Na terminologia do RJAT, insista-se, prazos para a “apresentação do pedido de constituição do tribunal arbitral” (cfr. art.º 10.º, n.º 1 do RJAT; e, v. também, em conexão, o art.º 13.º, n.º 5 e a implicada, em ambos os dispositivos, caducidade do direito de acção).
A “apresentação do pedido de constituição de tribunal arbitral” (na expressão do legislador no RJAT, e que corresponde à “instauração do processo arbitral” na terminologia utilizada pelo legislador na Lei de autorização) não se confunde, pois, com o “início do processo arbitral” nos termos do RJAT[10] (este sim coincidente com o momento da constituição do Tribunal Arbitral, um momento posterior). Ainda assim, é determinante desde logo para efeitos de custas em sede de inutilidade ou impossibilidade da lide. Pois que é aí que se deve entender proposta a acção, que por sua vez é o que conta para a pendência da causa.
4. Decisão
Termos em que decide este Tribunal Arbitral julgar totalmente extinta a instância, por impossibilidade superveniente da lide.
5. Valor do processo
Nos termos conjugados do disposto nos art.ºs 3.º, n.º 2 do Regulamento das Custas nos Processos de Arbitragem Tributária, 97.º-A, n.º 1, al. a) do CPPT, e 306.º, n.º 2 do CPC, fixa-se o valor do processo em € 22.064,30, valor indicado pelos Requerentes e a que a Requerida se não opôs.
6. Custas
Conforme disposto no art.º 22.º, n.º 4 do RJAT, no art.º 4.º, n.º 4 do Regulamento já referido e na Tabela I a este anexa, fixa-se o montante das custas em € 1.224,00, a cargo da Requerida - cfr. também art.º 536.º, n.ºs 3 e 4 do CPC (e não sendo, em todo o caso, imputável aos Requerentes a anulação do acto depois de iniciada a lide, tudo como supra – 3.2).

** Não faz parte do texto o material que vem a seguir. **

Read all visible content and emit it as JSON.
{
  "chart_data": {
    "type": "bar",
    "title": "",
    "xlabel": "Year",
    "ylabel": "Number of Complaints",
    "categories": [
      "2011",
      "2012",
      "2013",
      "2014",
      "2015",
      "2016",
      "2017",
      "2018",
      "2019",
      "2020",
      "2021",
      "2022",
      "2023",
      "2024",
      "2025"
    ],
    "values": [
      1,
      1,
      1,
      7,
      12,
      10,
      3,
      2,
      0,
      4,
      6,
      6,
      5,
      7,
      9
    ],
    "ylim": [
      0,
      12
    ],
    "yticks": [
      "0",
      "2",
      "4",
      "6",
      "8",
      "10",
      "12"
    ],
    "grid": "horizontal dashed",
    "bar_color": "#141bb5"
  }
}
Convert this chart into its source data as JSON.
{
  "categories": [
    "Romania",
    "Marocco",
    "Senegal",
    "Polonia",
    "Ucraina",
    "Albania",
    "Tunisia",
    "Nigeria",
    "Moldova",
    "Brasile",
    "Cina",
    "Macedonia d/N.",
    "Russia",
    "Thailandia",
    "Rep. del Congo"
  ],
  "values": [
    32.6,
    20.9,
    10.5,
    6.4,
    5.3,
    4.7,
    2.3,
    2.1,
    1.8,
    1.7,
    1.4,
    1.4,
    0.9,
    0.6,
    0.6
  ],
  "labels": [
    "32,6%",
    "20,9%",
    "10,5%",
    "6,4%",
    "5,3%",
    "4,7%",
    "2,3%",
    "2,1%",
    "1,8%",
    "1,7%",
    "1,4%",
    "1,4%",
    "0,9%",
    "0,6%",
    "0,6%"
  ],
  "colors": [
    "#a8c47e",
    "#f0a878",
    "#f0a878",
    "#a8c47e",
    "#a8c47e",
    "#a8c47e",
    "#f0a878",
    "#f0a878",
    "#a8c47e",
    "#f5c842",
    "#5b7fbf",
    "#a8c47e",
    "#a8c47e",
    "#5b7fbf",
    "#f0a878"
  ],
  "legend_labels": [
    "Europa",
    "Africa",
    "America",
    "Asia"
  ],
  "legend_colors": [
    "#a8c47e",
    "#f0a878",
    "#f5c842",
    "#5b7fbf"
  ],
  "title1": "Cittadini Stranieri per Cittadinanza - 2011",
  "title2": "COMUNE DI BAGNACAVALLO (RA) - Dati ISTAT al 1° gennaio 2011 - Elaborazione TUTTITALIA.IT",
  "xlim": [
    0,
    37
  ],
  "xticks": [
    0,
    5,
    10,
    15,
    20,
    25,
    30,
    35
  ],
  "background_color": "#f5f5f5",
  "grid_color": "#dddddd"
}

Lisboa, 20 de Julho de 2023
O Árbitro,
(Sofia Ricardo Borges)
[1] Este como, bem assim, quaisquer outros Diplomas Legais a que façamos referência na presente com vocação de aplicação.
[2] (num primeiro momento do acto de segundo grau - indeferimento da RG - que o manteve na Ordem Jurídica).
[3] “A impossibilidade superveniente da lide ocorre ou porque se extinguiu o sujeito, ou porque se extinguiu o objecto, ou porque se extinguiu a causa.” – Cfr. Alberto dos Reis, Comentário ao CPC, Volume III, p. 368.
[4] Assim, também de conhecimento oficioso.
[5] Aplicável ex vi art.º 29.º do RJAT.
[6] Aprovado pelo DL n.º 4/2015, de 07.01
[7] Cfr., entre o mais, o n.º 2 da Lei de Autorização (Lei n.º 3-B/2010, de 28.04, art.º 124.º)
[8] V. art.º 124.º, n.º 2 da Lei n.º 3-B/2010, de 28.04.
[9] (e v. art.º 2.º, al. d) do CPPT, bem como art.º 29.º, n.º 1, al.s a) e e) do RJAT)
[10] Como, aliás, assim também nos termos da Lei de autorização – v. n.º 4 al. d) versus al. g).